A Instituto de Pesquisas Jardim Botânico do Rio de Janeiro, Rua Pacheco Leão 915, sala 308, Jardim Botânico, Rio de Janeiro, RJ CEP 22460-030, Brazil.

B Universidade Federal do Rio de Janeiro, Cidade Universitária, Centro de Ciências da Saúde, Bloco A, Instituto de Biologia, Departamento de Botânica, Laboratório de Ecofisiologia Vegetal, sala A1 118, Ilha do Fundão, Rio de Janeiro, RJ CEP 21941-590, Brazil.

C Universidade Federal do Rio de Janeiro, Cidade Universitária, Centro de Ciências da Saúde, Bloco A, Instituto de Biologia, Departamento de Ecologia, sala A2 90, C.P. 68020, Ilha do Fundão, Rio de Janeiro, RJ CEP, 21941-970, Brazil.

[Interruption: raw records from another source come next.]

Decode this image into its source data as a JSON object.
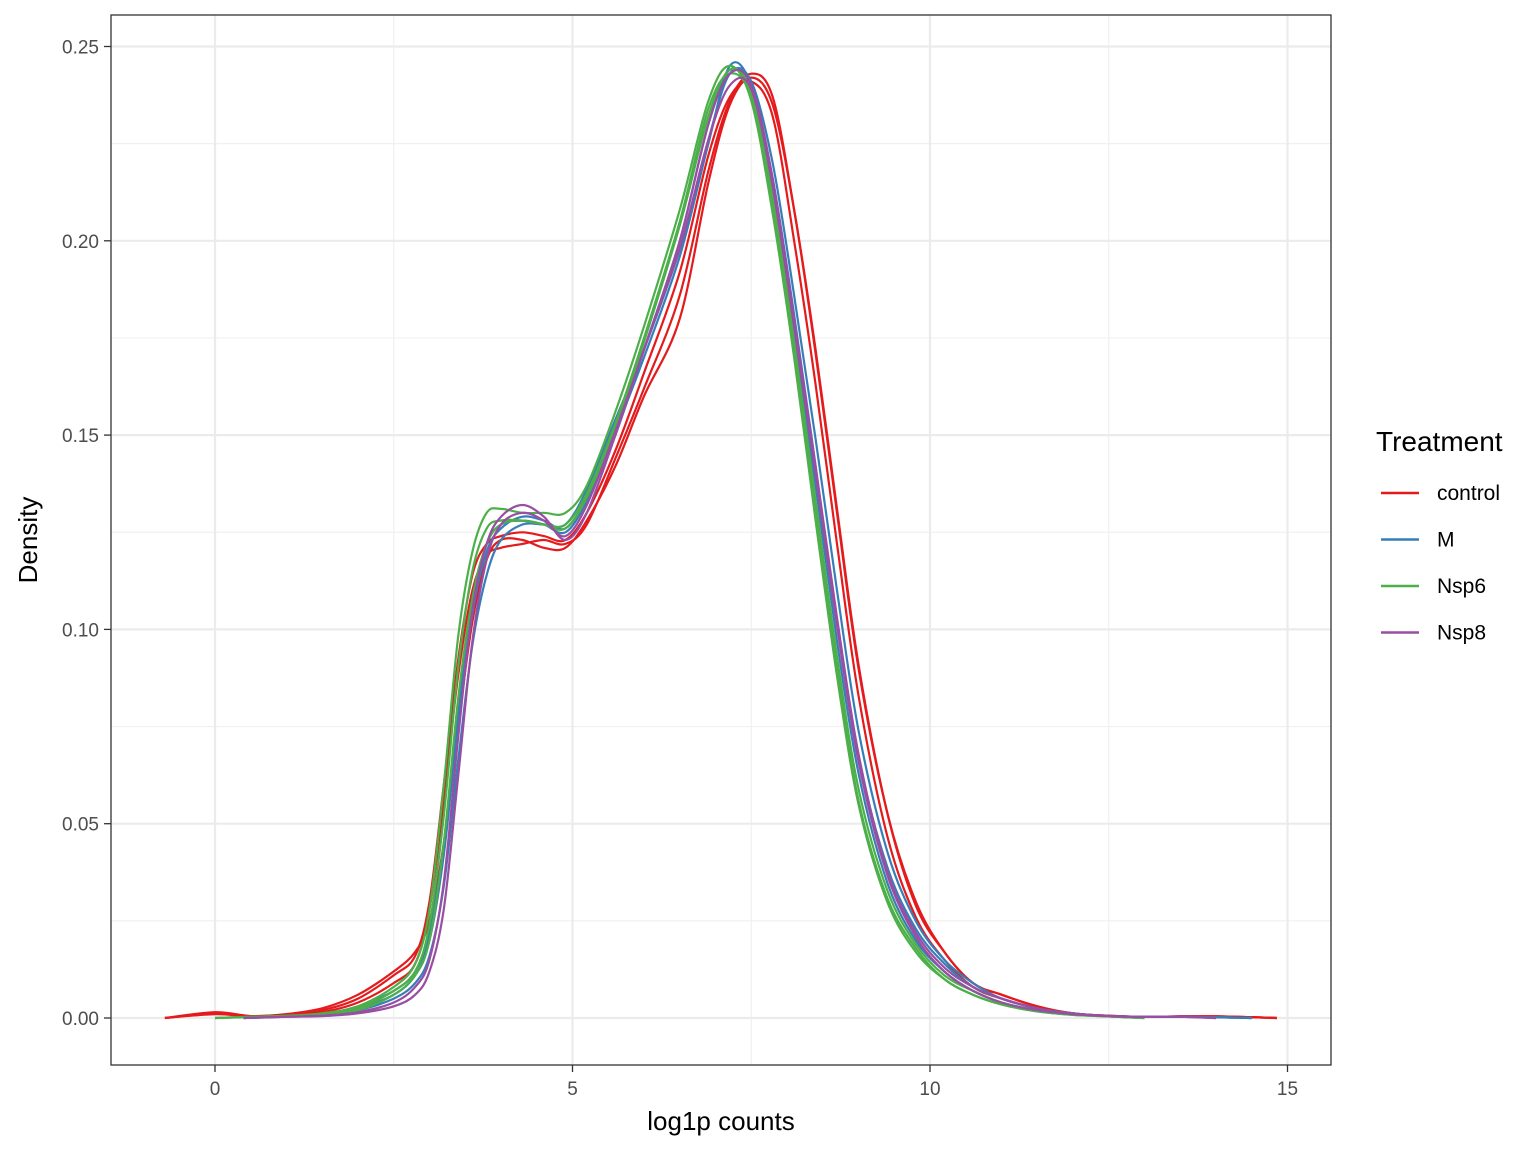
{
  "chart_data": {
    "type": "line",
    "title": "",
    "xlabel": "log1p counts",
    "ylabel": "Density",
    "xlim": [
      -1.3,
      15.8
    ],
    "ylim": [
      -0.012,
      0.258
    ],
    "x_ticks": [
      0,
      5,
      10,
      15
    ],
    "x_tick_labels": [
      "0",
      "5",
      "10",
      "15"
    ],
    "y_ticks": [
      0.0,
      0.05,
      0.1,
      0.15,
      0.2,
      0.25
    ],
    "y_tick_labels": [
      "0.00",
      "0.05",
      "0.10",
      "0.15",
      "0.20",
      "0.25"
    ],
    "grid": true,
    "legend": {
      "title": "Treatment",
      "placement": "right",
      "entries": [
        {
          "label": "control",
          "color": "#E41A1C"
        },
        {
          "label": "M",
          "color": "#377EB8"
        },
        {
          "label": "Nsp6",
          "color": "#4DAF4A"
        },
        {
          "label": "Nsp8",
          "color": "#984EA3"
        }
      ]
    },
    "series": [
      {
        "group": "control",
        "color": "#E41A1C",
        "x": [
          -0.7,
          0.0,
          0.5,
          1.0,
          1.5,
          2.0,
          2.5,
          2.8,
          3.0,
          3.2,
          3.4,
          3.6,
          3.8,
          4.0,
          4.3,
          4.6,
          4.9,
          5.2,
          5.6,
          6.0,
          6.5,
          6.9,
          7.2,
          7.5,
          7.8,
          8.1,
          8.4,
          8.7,
          9.0,
          9.4,
          9.8,
          10.2,
          10.6,
          11.0,
          11.5,
          12.0,
          12.5,
          13.0,
          13.5,
          14.0,
          14.5,
          14.85
        ],
        "y": [
          0.0,
          0.0015,
          0.0005,
          0.001,
          0.0025,
          0.006,
          0.012,
          0.017,
          0.025,
          0.045,
          0.075,
          0.102,
          0.118,
          0.123,
          0.123,
          0.121,
          0.121,
          0.128,
          0.142,
          0.16,
          0.18,
          0.215,
          0.235,
          0.242,
          0.235,
          0.208,
          0.171,
          0.13,
          0.09,
          0.053,
          0.03,
          0.017,
          0.009,
          0.006,
          0.003,
          0.0012,
          0.0006,
          0.0003,
          0.0004,
          0.0004,
          0.0002,
          0.0
        ]
      },
      {
        "group": "control",
        "color": "#E41A1C",
        "x": [
          -0.7,
          0.0,
          0.5,
          1.0,
          1.5,
          2.0,
          2.5,
          2.8,
          3.0,
          3.2,
          3.4,
          3.6,
          3.8,
          4.0,
          4.3,
          4.6,
          4.9,
          5.2,
          5.6,
          6.0,
          6.5,
          6.9,
          7.2,
          7.5,
          7.8,
          8.1,
          8.4,
          8.7,
          9.0,
          9.4,
          9.8,
          10.2,
          10.6,
          11.0,
          11.5,
          12.0,
          12.5,
          13.0,
          13.5,
          14.0,
          14.5,
          14.85
        ],
        "y": [
          0.0,
          0.0012,
          0.0005,
          0.0008,
          0.002,
          0.005,
          0.011,
          0.016,
          0.03,
          0.06,
          0.092,
          0.114,
          0.122,
          0.124,
          0.125,
          0.124,
          0.123,
          0.13,
          0.146,
          0.166,
          0.192,
          0.222,
          0.237,
          0.241,
          0.232,
          0.2,
          0.163,
          0.122,
          0.083,
          0.047,
          0.026,
          0.015,
          0.008,
          0.005,
          0.0025,
          0.001,
          0.0005,
          0.0003,
          0.0004,
          0.0004,
          0.0002,
          0.0
        ]
      },
      {
        "group": "control",
        "color": "#E41A1C",
        "x": [
          -0.7,
          0.0,
          0.5,
          1.0,
          1.5,
          2.0,
          2.5,
          2.8,
          3.0,
          3.2,
          3.4,
          3.6,
          3.8,
          4.0,
          4.3,
          4.6,
          4.9,
          5.2,
          5.6,
          6.0,
          6.5,
          6.9,
          7.2,
          7.5,
          7.8,
          8.1,
          8.4,
          8.7,
          9.0,
          9.4,
          9.8,
          10.2,
          10.6,
          11.0,
          11.5,
          12.0,
          12.5,
          13.0,
          13.5,
          14.0,
          14.5,
          14.85
        ],
        "y": [
          0.0,
          0.001,
          0.0004,
          0.0007,
          0.0015,
          0.004,
          0.009,
          0.014,
          0.028,
          0.056,
          0.088,
          0.11,
          0.119,
          0.121,
          0.122,
          0.123,
          0.122,
          0.127,
          0.144,
          0.162,
          0.186,
          0.218,
          0.236,
          0.243,
          0.237,
          0.208,
          0.172,
          0.131,
          0.091,
          0.053,
          0.029,
          0.017,
          0.009,
          0.006,
          0.003,
          0.0012,
          0.0006,
          0.0003,
          0.0004,
          0.0004,
          0.0002,
          0.0
        ]
      },
      {
        "group": "M",
        "color": "#377EB8",
        "x": [
          0.4,
          1.0,
          1.5,
          2.0,
          2.5,
          2.8,
          3.0,
          3.2,
          3.4,
          3.6,
          3.8,
          4.0,
          4.3,
          4.6,
          4.9,
          5.2,
          5.6,
          6.0,
          6.5,
          6.9,
          7.2,
          7.5,
          7.8,
          8.1,
          8.4,
          8.7,
          9.0,
          9.4,
          9.8,
          10.2,
          10.6,
          11.0,
          11.5,
          12.0,
          12.5,
          13.0,
          13.5,
          14.0,
          14.5
        ],
        "y": [
          0.0,
          0.0005,
          0.001,
          0.003,
          0.007,
          0.012,
          0.022,
          0.045,
          0.08,
          0.108,
          0.122,
          0.127,
          0.128,
          0.127,
          0.125,
          0.133,
          0.15,
          0.172,
          0.2,
          0.23,
          0.244,
          0.238,
          0.212,
          0.176,
          0.137,
          0.097,
          0.063,
          0.035,
          0.02,
          0.012,
          0.007,
          0.004,
          0.002,
          0.001,
          0.0005,
          0.0003,
          0.0003,
          0.0002,
          0.0
        ]
      },
      {
        "group": "M",
        "color": "#377EB8",
        "x": [
          0.4,
          1.0,
          1.5,
          2.0,
          2.5,
          2.8,
          3.0,
          3.2,
          3.4,
          3.6,
          3.8,
          4.0,
          4.3,
          4.6,
          4.9,
          5.2,
          5.6,
          6.0,
          6.5,
          6.9,
          7.2,
          7.5,
          7.8,
          8.1,
          8.4,
          8.7,
          9.0,
          9.4,
          9.8,
          10.2,
          10.6,
          11.0,
          11.5,
          12.0,
          12.5,
          13.0,
          13.5,
          14.0,
          14.5
        ],
        "y": [
          0.0,
          0.0005,
          0.001,
          0.0025,
          0.006,
          0.011,
          0.02,
          0.042,
          0.076,
          0.104,
          0.12,
          0.126,
          0.129,
          0.128,
          0.126,
          0.134,
          0.151,
          0.17,
          0.196,
          0.225,
          0.245,
          0.24,
          0.216,
          0.181,
          0.142,
          0.102,
          0.067,
          0.039,
          0.023,
          0.014,
          0.008,
          0.005,
          0.0025,
          0.0012,
          0.0005,
          0.0003,
          0.0003,
          0.0002,
          0.0
        ]
      },
      {
        "group": "M",
        "color": "#377EB8",
        "x": [
          0.4,
          1.0,
          1.5,
          2.0,
          2.5,
          2.8,
          3.0,
          3.2,
          3.4,
          3.6,
          3.8,
          4.0,
          4.3,
          4.6,
          4.9,
          5.2,
          5.6,
          6.0,
          6.5,
          6.9,
          7.2,
          7.5,
          7.8,
          8.1,
          8.4,
          8.7,
          9.0,
          9.4,
          9.8,
          10.2,
          10.6,
          11.0,
          11.5,
          12.0,
          12.5,
          13.0,
          13.5,
          14.0,
          14.5
        ],
        "y": [
          0.0,
          0.0004,
          0.0008,
          0.002,
          0.005,
          0.009,
          0.016,
          0.034,
          0.066,
          0.096,
          0.114,
          0.123,
          0.127,
          0.127,
          0.127,
          0.136,
          0.154,
          0.172,
          0.198,
          0.226,
          0.243,
          0.241,
          0.22,
          0.186,
          0.149,
          0.11,
          0.074,
          0.043,
          0.025,
          0.015,
          0.009,
          0.005,
          0.0025,
          0.0012,
          0.0005,
          0.0003,
          0.0003,
          0.0002,
          0.0
        ]
      },
      {
        "group": "Nsp6",
        "color": "#4DAF4A",
        "x": [
          0.0,
          0.5,
          1.0,
          1.5,
          2.0,
          2.5,
          2.8,
          3.0,
          3.2,
          3.4,
          3.6,
          3.8,
          4.0,
          4.3,
          4.6,
          4.9,
          5.2,
          5.6,
          6.0,
          6.5,
          6.9,
          7.2,
          7.5,
          7.8,
          8.1,
          8.4,
          8.7,
          9.0,
          9.4,
          9.8,
          10.2,
          10.6,
          11.0,
          11.5,
          12.0,
          12.5,
          13.0
        ],
        "y": [
          0.0,
          0.0003,
          0.0006,
          0.0012,
          0.003,
          0.008,
          0.014,
          0.028,
          0.06,
          0.098,
          0.12,
          0.13,
          0.131,
          0.13,
          0.13,
          0.13,
          0.137,
          0.156,
          0.178,
          0.208,
          0.236,
          0.245,
          0.236,
          0.207,
          0.17,
          0.128,
          0.088,
          0.055,
          0.03,
          0.017,
          0.01,
          0.006,
          0.0035,
          0.0017,
          0.0008,
          0.0004,
          0.0
        ]
      },
      {
        "group": "Nsp6",
        "color": "#4DAF4A",
        "x": [
          0.0,
          0.5,
          1.0,
          1.5,
          2.0,
          2.5,
          2.8,
          3.0,
          3.2,
          3.4,
          3.6,
          3.8,
          4.0,
          4.3,
          4.6,
          4.9,
          5.2,
          5.6,
          6.0,
          6.5,
          6.9,
          7.2,
          7.5,
          7.8,
          8.1,
          8.4,
          8.7,
          9.0,
          9.4,
          9.8,
          10.2,
          10.6,
          11.0,
          11.5,
          12.0,
          12.5,
          13.0
        ],
        "y": [
          0.0,
          0.0003,
          0.0005,
          0.001,
          0.0025,
          0.007,
          0.012,
          0.024,
          0.052,
          0.09,
          0.115,
          0.126,
          0.128,
          0.128,
          0.127,
          0.126,
          0.134,
          0.152,
          0.174,
          0.204,
          0.232,
          0.244,
          0.238,
          0.21,
          0.172,
          0.13,
          0.09,
          0.056,
          0.031,
          0.018,
          0.01,
          0.006,
          0.0035,
          0.0017,
          0.0008,
          0.0004,
          0.0
        ]
      },
      {
        "group": "Nsp6",
        "color": "#4DAF4A",
        "x": [
          0.0,
          0.5,
          1.0,
          1.5,
          2.0,
          2.5,
          2.8,
          3.0,
          3.2,
          3.4,
          3.6,
          3.8,
          4.0,
          4.3,
          4.6,
          4.9,
          5.2,
          5.6,
          6.0,
          6.5,
          6.9,
          7.2,
          7.5,
          7.8,
          8.1,
          8.4,
          8.7,
          9.0,
          9.4,
          9.8,
          10.2,
          10.6,
          11.0,
          11.5,
          12.0,
          12.5,
          13.0
        ],
        "y": [
          0.0,
          0.0003,
          0.0005,
          0.001,
          0.002,
          0.006,
          0.011,
          0.02,
          0.045,
          0.082,
          0.108,
          0.122,
          0.127,
          0.128,
          0.127,
          0.127,
          0.135,
          0.153,
          0.175,
          0.205,
          0.234,
          0.243,
          0.237,
          0.211,
          0.174,
          0.133,
          0.093,
          0.059,
          0.033,
          0.019,
          0.011,
          0.007,
          0.004,
          0.002,
          0.001,
          0.0004,
          0.0
        ]
      },
      {
        "group": "Nsp8",
        "color": "#984EA3",
        "x": [
          0.4,
          1.0,
          1.5,
          2.0,
          2.5,
          2.8,
          3.0,
          3.2,
          3.4,
          3.6,
          3.8,
          4.0,
          4.3,
          4.6,
          4.9,
          5.2,
          5.6,
          6.0,
          6.5,
          6.9,
          7.2,
          7.5,
          7.8,
          8.1,
          8.4,
          8.7,
          9.0,
          9.4,
          9.8,
          10.2,
          10.6,
          11.0,
          11.5,
          12.0,
          12.5,
          13.0,
          13.5,
          14.0
        ],
        "y": [
          0.0,
          0.0003,
          0.0006,
          0.0015,
          0.004,
          0.008,
          0.015,
          0.035,
          0.072,
          0.105,
          0.122,
          0.129,
          0.132,
          0.129,
          0.123,
          0.13,
          0.15,
          0.172,
          0.198,
          0.226,
          0.24,
          0.239,
          0.214,
          0.178,
          0.14,
          0.101,
          0.066,
          0.037,
          0.021,
          0.012,
          0.007,
          0.004,
          0.002,
          0.001,
          0.0005,
          0.0003,
          0.0003,
          0.0
        ]
      },
      {
        "group": "Nsp8",
        "color": "#984EA3",
        "x": [
          0.4,
          1.0,
          1.5,
          2.0,
          2.5,
          2.8,
          3.0,
          3.2,
          3.4,
          3.6,
          3.8,
          4.0,
          4.3,
          4.6,
          4.9,
          5.2,
          5.6,
          6.0,
          6.5,
          6.9,
          7.2,
          7.5,
          7.8,
          8.1,
          8.4,
          8.7,
          9.0,
          9.4,
          9.8,
          10.2,
          10.6,
          11.0,
          11.5,
          12.0,
          12.5,
          13.0,
          13.5,
          14.0
        ],
        "y": [
          0.0,
          0.0003,
          0.0005,
          0.0012,
          0.003,
          0.006,
          0.012,
          0.028,
          0.062,
          0.097,
          0.118,
          0.127,
          0.13,
          0.128,
          0.124,
          0.132,
          0.151,
          0.172,
          0.2,
          0.23,
          0.243,
          0.24,
          0.216,
          0.18,
          0.142,
          0.103,
          0.068,
          0.038,
          0.022,
          0.013,
          0.008,
          0.005,
          0.0025,
          0.0012,
          0.0005,
          0.0003,
          0.0003,
          0.0
        ]
      }
    ]
  }
}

D Corresponding author. Email: andre@jbrj.gov.br

Australian Journal of Botany 65(5) 431-437 https://doi.org/10.1071/BT16231
Submitted: 10 November 2016  Accepted: 30 June 2017   Published: 10 August 2017

Abstract

Nitrogen resorption (NR) from senescing leaves enhances nutrient conservation in plants. Leaf area in lianescent aroid vines increases dramatically as the plant ascends vertically on its host. In Rhodospatha oblongata Schott, the largest leaves have up to 35 times the area and 50 times the N content of the smallest. We hypothesised that despite the costs of reallocating nitrogen within the plant, the huge increase in nitrogen cost to produce larger new leaves in R. oblongata should lead to increased NR from large leaves, mitigating the high demands on N acquisition from primary sources. The amount of veins available per unit leaf area may however constrain the ability to reutilise nitrogen within the plant. It was found that N concentration was 2–3% in green and 1–2% in senescent leaves, independent of leaf area, whereas vein density increased with leaf area. N use efficiency, resorption efficiency, and proficiency were not affected by leaf area; however, results indicate that R. oblongata does not have a conservative use of N despite occurring in oligotrophic soils. The absence of increased N resorption indicates that R. oblongata may have the capacity to acquire large amounts of soil and aerial N to produce new larger leaves, which after leaf fall may positively affect litter decomposition.

Additional keywords: allomorphy, Brazil, leaf area, leaf litter, lowland forest.